If you plan to trade at an event in Newcastle you will need to contact the event organiser. It is essential to comply with the Temporary Event Guidelines (PDF) to ensure a good standard of food hygiene and to allow for easy cleaning and maintenance, please see the following illustration, Minimum Standards for the Operation of a Temporary Food Stall (PDF). Food Officer’s may then inspect your food business at the event to ensure you comply with these requirements.

Please note: You do not need to complete the Application for approval to use a standing vehicle or article for the purpose of selling food in a public place to trade at a market or event in Newcastle area.

Home manufacture

Home manufacture involves the handling of food for sale at residential premises using an existing domestic kitchen or a purpose built kitchen within the residential premises.

Before you begin home manufacturing you need to check whether this activity is permitted in your area based on the zoning of your land.
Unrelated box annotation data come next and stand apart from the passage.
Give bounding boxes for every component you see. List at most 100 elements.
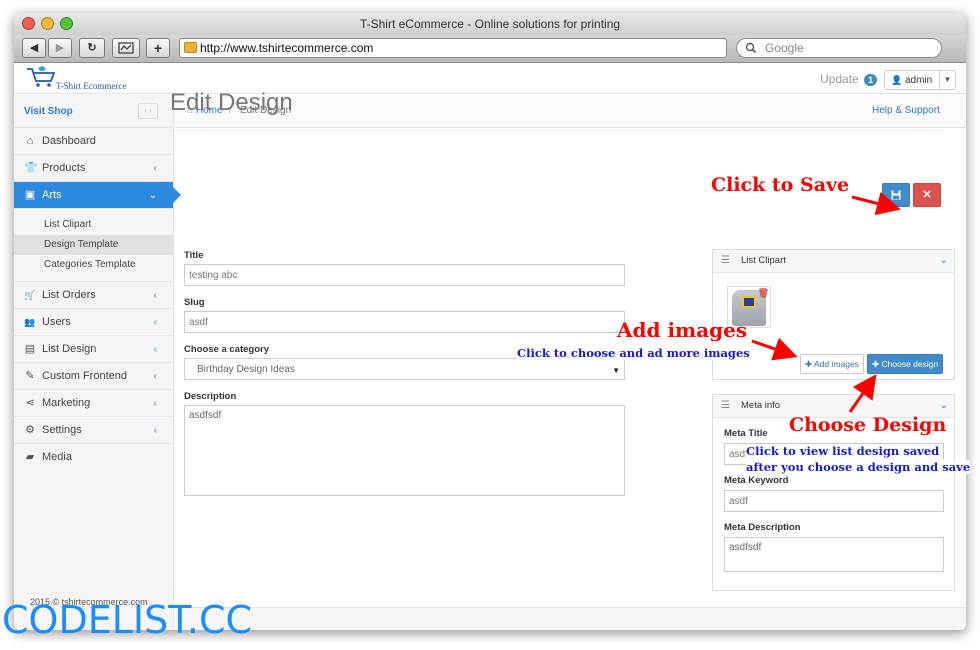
cart-icon: 🛒 <box>24 290 36 300</box>
sidebar-item-users[interactable]: 👥 Users ‹ <box>14 309 173 336</box>
annotation-choose-design: Choose Design <box>789 414 947 436</box>
bookmarks-button[interactable] <box>112 38 140 58</box>
watermark: CODELIST.CC <box>2 598 253 642</box>
sidebar-item-marketing[interactable]: ⋖ Marketing ‹ <box>14 390 173 417</box>
subnav-list-clipart[interactable]: List Clipart <box>14 215 173 235</box>
update-link[interactable]: Update 1 <box>820 72 878 86</box>
sidebar-item-arts[interactable]: ▣ Arts ⌄ <box>14 182 181 209</box>
list-icon: ▤ <box>24 343 36 355</box>
slug-input[interactable]: asdf <box>184 311 625 333</box>
clipart-panel-title: List Clipart <box>741 255 786 266</box>
tshirt-icon: 👕 <box>24 162 38 174</box>
close-window-button[interactable] <box>22 17 35 30</box>
close-icon: ✕ <box>922 189 932 201</box>
help-support-link[interactable]: Help & Support <box>872 95 940 127</box>
list-icon: ☰ <box>721 400 730 411</box>
sidebar-item-custom-frontend[interactable]: ✎ Custom Frontend ‹ <box>14 363 173 390</box>
forward-icon: ▶ <box>55 42 65 54</box>
subnav-categories-template[interactable]: Categories Template <box>14 255 173 275</box>
chevron-down-icon[interactable]: ⌄ <box>940 250 948 272</box>
user-menu-button[interactable]: 👤 admin ▼ <box>884 70 956 90</box>
back-button[interactable]: ◀ <box>22 38 46 58</box>
choose-design-button[interactable]: ✚ Choose design <box>867 354 944 374</box>
sidebar-item-list-orders[interactable]: 🛒 List Orders ‹ <box>14 282 173 309</box>
chevron-left-icon: ‹ <box>153 371 157 382</box>
sidebar-toggle-icon[interactable]: ‹ › <box>138 103 158 119</box>
chevron-left-icon: ‹ <box>153 317 157 328</box>
chevron-left-icon: ‹ <box>153 163 157 174</box>
chevron-down-icon: ⌄ <box>148 190 157 201</box>
sidebar-item-label: Arts <box>42 189 62 201</box>
sidebar-header: Visit Shop ‹ › <box>14 95 173 128</box>
meta-title-label: Meta Title <box>724 428 768 439</box>
add-images-label: Add images <box>814 359 859 369</box>
category-select[interactable]: Birthday Design Ideas ▼ <box>184 358 625 380</box>
brush-icon: ✎ <box>25 370 35 382</box>
breadcrumb: ⌂ Home / Edit Design Help & Support <box>175 95 966 128</box>
users-icon: 👥 <box>24 317 36 327</box>
plus-icon: + <box>153 40 163 56</box>
top-navbar: T-Shirt Ecommerce Update 1 👤 admin ▼ <box>14 64 966 94</box>
bookmarks-icon <box>118 42 134 54</box>
sidebar-item-settings[interactable]: ⚙ Settings ‹ <box>14 417 173 444</box>
category-label: Choose a category <box>184 344 269 355</box>
cancel-button[interactable]: ✕ <box>913 183 941 207</box>
chevron-left-icon: ‹ <box>153 344 157 355</box>
description-textarea[interactable]: asdfsdf <box>184 405 625 496</box>
reload-button[interactable]: ↻ <box>79 38 105 58</box>
new-tab-button[interactable]: + <box>146 38 170 58</box>
plus-icon: ✚ <box>805 359 813 369</box>
annotation-choose-design-hint-1: Click to view list design saved <box>746 444 940 458</box>
sidebar-item-media[interactable]: ▰ Media <box>14 444 173 471</box>
sidebar-item-label: Media <box>42 451 72 463</box>
back-icon: ◀ <box>29 42 39 54</box>
user-label: admin <box>905 75 933 86</box>
annotation-click-to-save: Click to Save <box>711 174 850 196</box>
annotation-choose-design-hint-2: after you choose a design and save <box>746 460 971 474</box>
title-divider <box>170 130 942 131</box>
chevron-down-icon[interactable]: ▼ <box>939 71 955 89</box>
sidebar-item-label: Users <box>42 316 71 328</box>
share-icon: ⋖ <box>25 397 35 409</box>
save-button[interactable] <box>882 183 910 207</box>
sidebar-item-label: Custom Frontend <box>42 370 127 382</box>
category-selected: Birthday Design Ideas <box>197 364 295 375</box>
chevron-left-icon: ‹ <box>153 425 157 436</box>
slug-label: Slug <box>184 297 205 308</box>
title-input[interactable]: testing abc <box>184 264 625 286</box>
gear-icon: ⚙ <box>25 424 35 436</box>
clipart-panel-header: ☰ List Clipart ⌄ <box>713 250 954 273</box>
sidebar-item-dashboard[interactable]: ⌂ Dashboard <box>14 128 173 155</box>
address-bar[interactable]: http://www.tshirtecommerce.com <box>179 38 727 58</box>
update-label: Update <box>820 72 859 86</box>
logo[interactable]: T-Shirt Ecommerce <box>24 66 134 92</box>
logo-text: T-Shirt Ecommerce <box>56 81 127 91</box>
meta-description-label: Meta Description <box>724 522 801 533</box>
meta-keyword-label: Meta Keyword <box>724 475 789 486</box>
select-arrow-icon: ▼ <box>612 366 620 375</box>
choose-design-label: Choose design <box>881 359 939 369</box>
browser-toolbar: ◀ ▶ ↻ + http://www.tshirtecommerce.com G… <box>14 35 966 63</box>
meta-description-textarea[interactable]: asdfsdf <box>724 537 944 572</box>
forward-button[interactable]: ▶ <box>48 38 72 58</box>
zoom-window-button[interactable] <box>60 17 73 30</box>
url-text: http://www.tshirtecommerce.com <box>200 41 374 55</box>
delete-icon[interactable]: 🗑 <box>758 288 769 299</box>
search-input[interactable]: Google <box>736 38 942 58</box>
plus-icon: ✚ <box>872 359 880 369</box>
minimize-window-button[interactable] <box>41 17 54 30</box>
traffic-lights <box>22 17 73 30</box>
annotation-add-images-hint: Click to choose and ad more images <box>517 346 750 360</box>
description-label: Description <box>184 391 237 402</box>
sidebar-item-label: List Design <box>42 343 97 355</box>
meta-keyword-input[interactable]: asdf <box>724 490 944 512</box>
image-icon: ▣ <box>24 189 36 201</box>
sidebar-item-list-design[interactable]: ▤ List Design ‹ <box>14 336 173 363</box>
add-images-button[interactable]: ✚ Add images <box>800 354 864 374</box>
window-title: T-Shirt eCommerce - Online solutions for… <box>359 17 621 31</box>
list-icon: ☰ <box>721 255 730 266</box>
visit-shop-link[interactable]: Visit Shop <box>24 106 73 117</box>
window-titlebar: T-Shirt eCommerce - Online solutions for… <box>14 13 966 35</box>
subnav-design-template[interactable]: Design Template <box>14 235 173 255</box>
sidebar-item-products[interactable]: 👕 Products ‹ <box>14 155 173 182</box>
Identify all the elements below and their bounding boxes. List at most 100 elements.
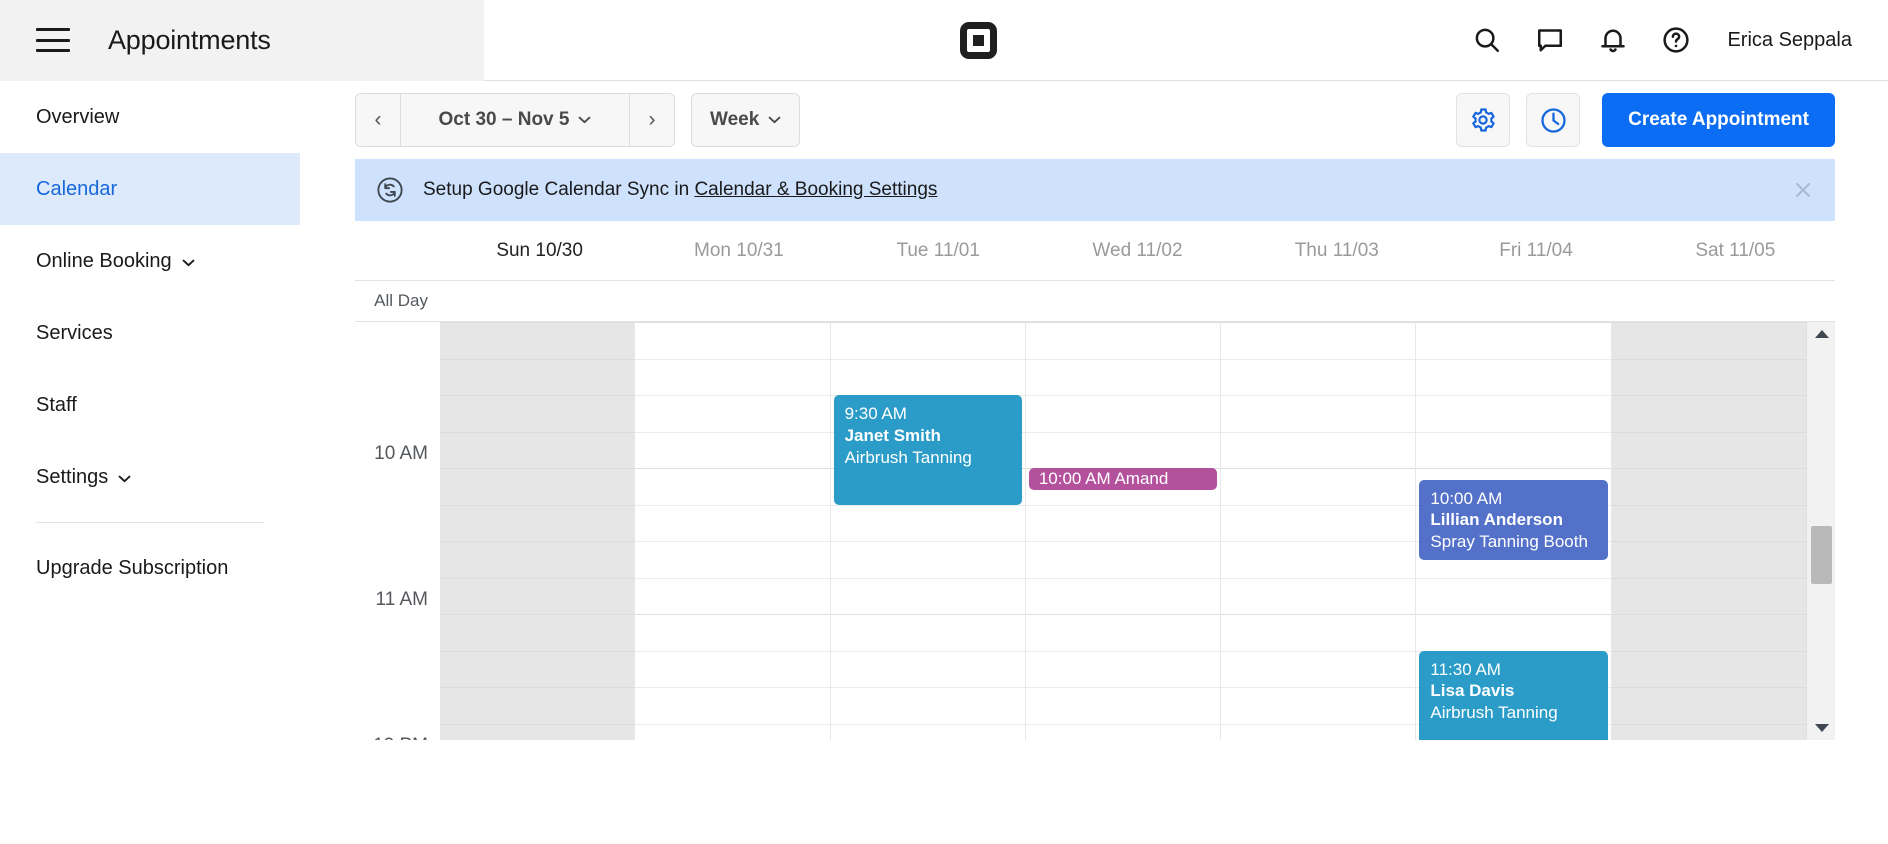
- header-right-section: Erica Seppala: [1472, 25, 1888, 55]
- create-appointment-button[interactable]: Create Appointment: [1602, 93, 1835, 147]
- grid-line: [1416, 432, 1610, 433]
- scrollbar-thumb[interactable]: [1811, 526, 1832, 585]
- scroll-down-arrow[interactable]: [1807, 716, 1835, 740]
- notifications-icon[interactable]: [1598, 25, 1628, 55]
- grid-line: [440, 505, 634, 506]
- messages-icon[interactable]: [1535, 25, 1565, 55]
- day-header-mon[interactable]: Mon 10/31: [639, 240, 838, 262]
- day-header-tue[interactable]: Tue 11/01: [839, 240, 1038, 262]
- event-service-name: Airbrush Tanning: [1430, 702, 1597, 724]
- event-time-label: 10:00 AM Amand: [1039, 468, 1168, 490]
- grid-line: [1221, 541, 1415, 542]
- time-gutter-column: 9 AM10 AM11 AM12 PM: [355, 322, 440, 740]
- grid-line: [635, 432, 829, 433]
- grid-line: [440, 541, 634, 542]
- calendar-settings-button[interactable]: [1456, 93, 1510, 147]
- grid-line: [1221, 505, 1415, 506]
- grid-line: [1416, 359, 1610, 360]
- previous-week-button[interactable]: ‹: [356, 94, 400, 146]
- date-range-selector[interactable]: Oct 30 – Nov 5: [400, 94, 630, 146]
- grid-line: [1221, 724, 1415, 725]
- day-column-sat[interactable]: [1612, 322, 1806, 740]
- availability-button[interactable]: [1526, 93, 1580, 147]
- sidebar-item-staff[interactable]: Staff: [0, 369, 300, 441]
- grid-line: [1221, 432, 1415, 433]
- chevron-down-icon: [182, 250, 195, 273]
- hamburger-menu-icon[interactable]: [36, 28, 70, 52]
- day-column-mon[interactable]: [635, 322, 830, 740]
- day-header-wed[interactable]: Wed 11/02: [1038, 240, 1237, 262]
- sidebar-item-services[interactable]: Services: [0, 297, 300, 369]
- day-column-thu[interactable]: [1221, 322, 1416, 740]
- grid-line: [1612, 322, 1806, 323]
- next-week-button[interactable]: ›: [630, 94, 674, 146]
- grid-line: [635, 651, 829, 652]
- help-icon[interactable]: [1661, 25, 1691, 55]
- grid-line: [1416, 468, 1610, 469]
- grid-line: [1612, 505, 1806, 506]
- grid-line: [1612, 468, 1806, 469]
- calendar-event[interactable]: 10:00 AMLillian AndersonSpray Tanning Bo…: [1419, 480, 1607, 560]
- sidebar-item-online-booking[interactable]: Online Booking: [0, 225, 300, 297]
- grid-line: [635, 468, 829, 469]
- sidebar-item-label: Online Booking: [36, 250, 172, 273]
- grid-line: [1221, 468, 1415, 469]
- grid-line: [831, 651, 1025, 652]
- calendar-event[interactable]: 11:30 AMLisa DavisAirbrush Tanning: [1419, 651, 1607, 741]
- day-column-sun[interactable]: [440, 322, 635, 740]
- chevron-down-icon: [578, 116, 591, 124]
- grid-line: [440, 432, 634, 433]
- grid-line: [1026, 724, 1220, 725]
- day-header-sun[interactable]: Sun 10/30: [440, 240, 639, 262]
- day-column-wed[interactable]: 10:00 AM Amand: [1026, 322, 1221, 740]
- day-header-thu[interactable]: Thu 11/03: [1237, 240, 1436, 262]
- view-mode-label: Week: [710, 109, 759, 131]
- sidebar-item-label: Services: [36, 322, 113, 345]
- calendar-day-headers: Sun 10/30 Mon 10/31 Tue 11/01 Wed 11/02 …: [355, 221, 1835, 281]
- grid-line: [635, 687, 829, 688]
- header-left-section: Appointments: [0, 0, 484, 81]
- grid-line: [440, 687, 634, 688]
- search-icon[interactable]: [1472, 25, 1502, 55]
- calendar-event[interactable]: 10:00 AM Amand: [1029, 468, 1217, 490]
- grid-line: [1612, 651, 1806, 652]
- day-column-tue[interactable]: 9:30 AMJanet SmithAirbrush Tanning: [831, 322, 1026, 740]
- grid-line: [440, 322, 634, 323]
- grid-line: [1026, 505, 1220, 506]
- view-mode-selector[interactable]: Week: [691, 93, 800, 147]
- sidebar-item-label: Upgrade Subscription: [36, 557, 228, 580]
- grid-line: [1612, 541, 1806, 542]
- calendar-event[interactable]: 9:30 AMJanet SmithAirbrush Tanning: [834, 395, 1022, 505]
- grid-line: [1416, 614, 1610, 615]
- sidebar-item-settings[interactable]: Settings: [0, 441, 300, 513]
- day-column-fri[interactable]: 10:00 AMLillian AndersonSpray Tanning Bo…: [1416, 322, 1611, 740]
- scroll-up-arrow[interactable]: [1807, 322, 1835, 346]
- grid-line: [440, 468, 634, 469]
- banner-message: Setup Google Calendar Sync in Calendar &…: [423, 179, 937, 201]
- grid-line: [635, 541, 829, 542]
- calendar-booking-settings-link[interactable]: Calendar & Booking Settings: [694, 179, 937, 200]
- user-account-name[interactable]: Erica Seppala: [1727, 29, 1852, 52]
- grid-line: [831, 322, 1025, 323]
- sidebar-item-calendar[interactable]: Calendar: [0, 153, 300, 225]
- sidebar-item-upgrade-subscription[interactable]: Upgrade Subscription: [0, 532, 300, 604]
- calendar-toolbar: ‹ Oct 30 – Nov 5 › Week Create Appoin: [300, 81, 1888, 159]
- grid-line: [440, 651, 634, 652]
- day-header-fri[interactable]: Fri 11/04: [1436, 240, 1635, 262]
- sidebar-item-overview[interactable]: Overview: [0, 81, 300, 153]
- grid-line: [440, 724, 634, 725]
- grid-line: [1221, 651, 1415, 652]
- grid-line: [1612, 724, 1806, 725]
- clock-icon: [1539, 106, 1568, 135]
- calendar-vertical-scrollbar[interactable]: [1806, 322, 1835, 740]
- sidebar-navigation: Overview Calendar Online Booking Service…: [0, 81, 300, 844]
- grid-line: [1221, 395, 1415, 396]
- grid-line: [1026, 359, 1220, 360]
- close-icon[interactable]: [1793, 180, 1813, 200]
- grid-line: [1026, 541, 1220, 542]
- grid-line: [1026, 395, 1220, 396]
- header-center-section: [484, 22, 1472, 59]
- grid-line: [1612, 578, 1806, 579]
- all-day-label: All Day: [355, 291, 440, 311]
- day-header-sat[interactable]: Sat 11/05: [1636, 240, 1835, 262]
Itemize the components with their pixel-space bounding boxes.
Please contact our Development Duty Officer on 02 4974 2000 for information regarding home occupations/business, zoning and appropriate land use in your area.

What food standards will I need to comply with?

If you are intending on manufacturing food for sale, you will be considered to be a food business under the NSW Food Act 2003 (‘the Food Act’). All food businesses must comply with the Food Act and the requirements of that act which include the Food Standards Code, in particular the Food Safety Standards 3.2.2 and 3.2.3.

What are the minimum requirements?

Domestic kitchens may be suitable for the production of low risk foods. Each business will be assessed based on the type of food they are producing and associated risks to determine if their home kitchen is suitable. For example, you will need to demonstrate adequate cleaning and sanitising procedures such as a double bowl sink, hand soap and single use towel, a dishwasher and or chemical sanitiser, benches and floors that can be easily cleaned, safe food storage such as adequate refrigeration, effective pest control, adequate waste disposal and impeccable food handler hygiene. Contact the NSW Food Authority for general food safety information.

If my home kitchen isn’t suitable, where else could I do my manufacturing?

Food Services recommend hiring or leasing an approved commercial kitchen that is inspected annually by us if producing high risk foods such as sandwiches with meat, egg or dairy based fillings, curries and casseroles, baby foods, pates or any food products licensed by the NSW Food Authority. Contact your local sporting club, school canteen, and community hall or bowling club to see if they hire out their kitchen.

Do I need to notify anyone about my home manufacturing?

You are required to notify us by completing the Food Business Notification Form (PDF).

Will I be inspected and are there any fees?

Your business will be categorised on risk and all businesses handling open food will be inspected annually. An annual administration fee will be charged and inspection fees issued on a half an hour rate. See current Fees and Charges (PDF) for details.

Food Business Notification

You require under the Food Act 2003 and (for licensed food businesses) under the Food Regulation 2010 to notify the City of Newcastle by completing the Food Business Notification Form (PDF).

Food Safety Supervisor

High levels of both food borne illness and increasing numbers of consumer complaints within the food service industry have prompted the introduction of new legislation from the NSW Food Authority. The new legislation requires certain food business to have at least one trained food safety supervisor per food premises (not per business). Each appointed food safety supervisor will need to receive training in nationally recognised units of competency and hold a food safety supervisor certificate. Contact the NSW Food Authority for more information.


Charity and community groups provide valuable services to our community often sell food as part of their fundraising activities. Not-for-profit operations are not excluded from the requirement of the Food Safety Standards and provisions of the NSW Food Act 2003.

Food Standards Australia New Zealand (PDF) have developed a series of fact sheets to assist charity and community groups with their fundraising events such as cake stalls and BBQ's.